Um universitário
Um universitário
Jocenir Barbat Mutti
Nov/07
Meus filhos estão formados e com suas vidas bem encaminhadas. Constato com satisfação que a qualidade de vida que eles tiveram para cursar o terceiro grau foi bem superior à que eu tive. Quando saí do interior para estudar na capital, experimentei algumas dificuldades. Mas na época nunca reclamei! O curso que eu estava iniciando na UFRGS, Engenharia, era de longe o de maior índice de reprovação. A dedicação exclusiva aos estudos, principalmente nos dois primeiros anos, foi uma condição sine qua non. Minha mesada era pequena, mas a garra e energia que eu tinha demovia montanhas.
Eu e meu primo alugamos um cubículo no décimo andar de um edifício fininho perto da Escola, o “treme-treme”. O sol naquele quarto só poderia entrar se refletido num espelho que fosse devidamente posicionado no edifício da frente. No primeiro dia em que ali dormimos me acordei de manhã cedo acreditando estar no meio de um terremoto. A cama do meu primo que ainda dormia começou a se movimentar na minha direção. Tudo isto, somente porque um simples bonde estava passando lá em baixo. O edifício fez jus a seu nome...
Fui o único entre os cem alunos do primeiro ano que conseguiu passar por média. Quando retornei nas férias à minha cidade natal, constatei que estava com princípio de pneumonia.
No restaurante universitário, o RU, o cardápio era servido numa bandeja de aço inoxidável de segunda a domingo: feijão aguado, arroz “juntos venceremos”, carne cozida salgada e uma salada de tomate com alface que parecia um papel molhado. Até hoje me lembro do ruído metálico daquele ambiente; uma pessoa desavisada que ali na frente passasse, iria imaginar que se tratava de um ensaio de escola de samba, guris batendo na lataria. Azia, gastrite e dor de cabeça eram constantes, normais, mesmo assim eu não estava nem aí, muito pelo contrário. Era um universitário feliz.

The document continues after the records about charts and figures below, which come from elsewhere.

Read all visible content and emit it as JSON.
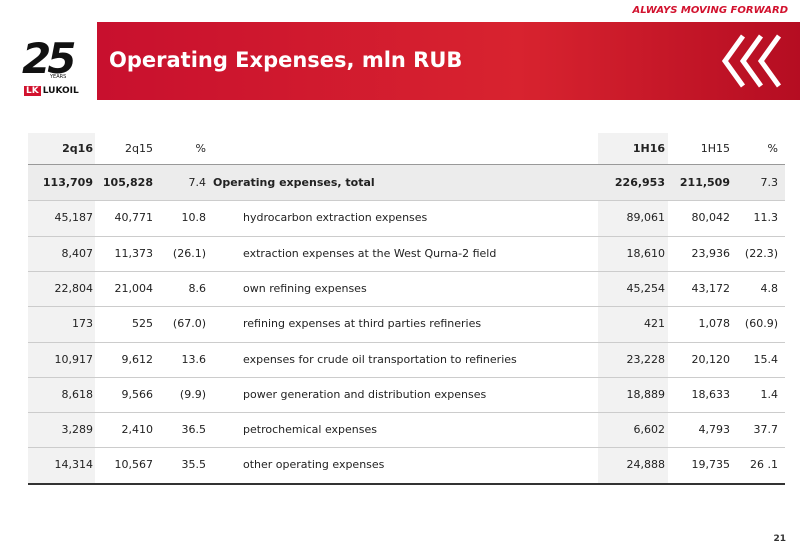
{
  "header": {
    "tagline": "ALWAYS MOVING FORWARD",
    "title": "Operating Expenses, mln RUB",
    "logo": {
      "mark": "25",
      "years": "YEARS",
      "brand": "LUKOIL"
    }
  },
  "table": {
    "columns": [
      "2q16",
      "2q15",
      "%",
      "1H16",
      "1H15",
      "%"
    ],
    "rows": [
      [
        "113,709",
        "105,828",
        "7.4",
        "Operating expenses, total",
        "226,953",
        "211,509",
        "7.3"
      ],
      [
        "45,187",
        "40,771",
        "10.8",
        "hydrocarbon extraction expenses",
        "89,061",
        "80,042",
        "11.3"
      ],
      [
        "8,407",
        "11,373",
        "(26.1)",
        "extraction expenses at the West Qurna-2 field",
        "18,610",
        "23,936",
        "(22.3)"
      ],
      [
        "22,804",
        "21,004",
        "8.6",
        "own refining expenses",
        "45,254",
        "43,172",
        "4.8"
      ],
      [
        "173",
        "525",
        "(67.0)",
        "refining expenses at third parties refineries",
        "421",
        "1,078",
        "(60.9)"
      ],
      [
        "10,917",
        "9,612",
        "13.6",
        "expenses for crude oil transportation to refineries",
        "23,228",
        "20,120",
        "15.4"
      ],
      [
        "8,618",
        "9,566",
        "(9.9)",
        "power generation and distribution expenses",
        "18,889",
        "18,633",
        "1.4"
      ],
      [
        "3,289",
        "2,410",
        "36.5",
        "petrochemical expenses",
        "6,602",
        "4,793",
        "37.7"
      ],
      [
        "14,314",
        "10,567",
        "35.5",
        "other operating expenses",
        "24,888",
        "19,735",
        "26 .1"
      ]
    ]
  },
  "page_number": "21"
}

Nos mudamos do treme-treme e começamos a perambular pelas casas das tias; mais tarde, junto com mais três estudantes conterrâneos, alugamos uma república.
Prontifiquei-me a atuar no centro acadêmico, objetivando conseguir estágios nas fábricas cadastradas. Numa dessas visitas, lá estava eu, tentando vender meu peixe para o dono de uma fábrica. O enorme alemão, fumando um charuto, sem titubear me respondeu:
- Eu preciso sim de um desenhista, mas quero contratar o senhor, que está aí batalhando para os outros.
O homem me surpreendeu. Eu não esperava mesmo aquela proposta. No outro dia, já estava lá, trabalhando a mil.
Pronto, agora eu já era um homem com um salário de cinqüenta centavos a hora. Não demorou muito o aumento para setenta e cinco. No final da semana vinha o pagamento dentro de um envelope daqueles de cartas aéreas, cheio de notas pequenas. Como era bom! Era dinheiro do meu suor. Meu primeiro salário!
Nessas alturas eu, com vinte anos, magrão, cheio de gás para dar e vender, trabalhando de dia, estudando de noite! E ainda arrumava tempo para os torneios de xadrez da universidade, jogo aprendido com meu pai, campeão lá na nossa cidade.
Minhas notas caíram, pois me acordava muito cedo e tinha que pegar dois ônibus para chegar à fábrica, no bairro Navegantes. Ia até o centro da cidade, onde eu fazia meu desjejum, sempre no mesmo bar. A primeira vez que lá cheguei, pedi discretamente para o atendente um bolo tipo Lavoisier e um grande copo d’água. O homem, acostumado com o cardápio da casa, gritou:
- Um canhão e meio Guaíba para o rapaz aqui!
Apontou com o dedo polegar na minha direção. Baixei a cabeça, fiquei vermelho, me senti nu num palco lotado. Refeito do golpe, entendi que aquele bolo lembrava uma bala de canhão e o copo era tão grande que parecia assimilar meio Guaíba.
Hoje, dificilmente reclamo de uma comida que é posta na minha mesa. Meus filhos não, qualquer detalhe que não gostem eles torcem o nariz. Mas cada um na sua, todos tem seus motivos!!!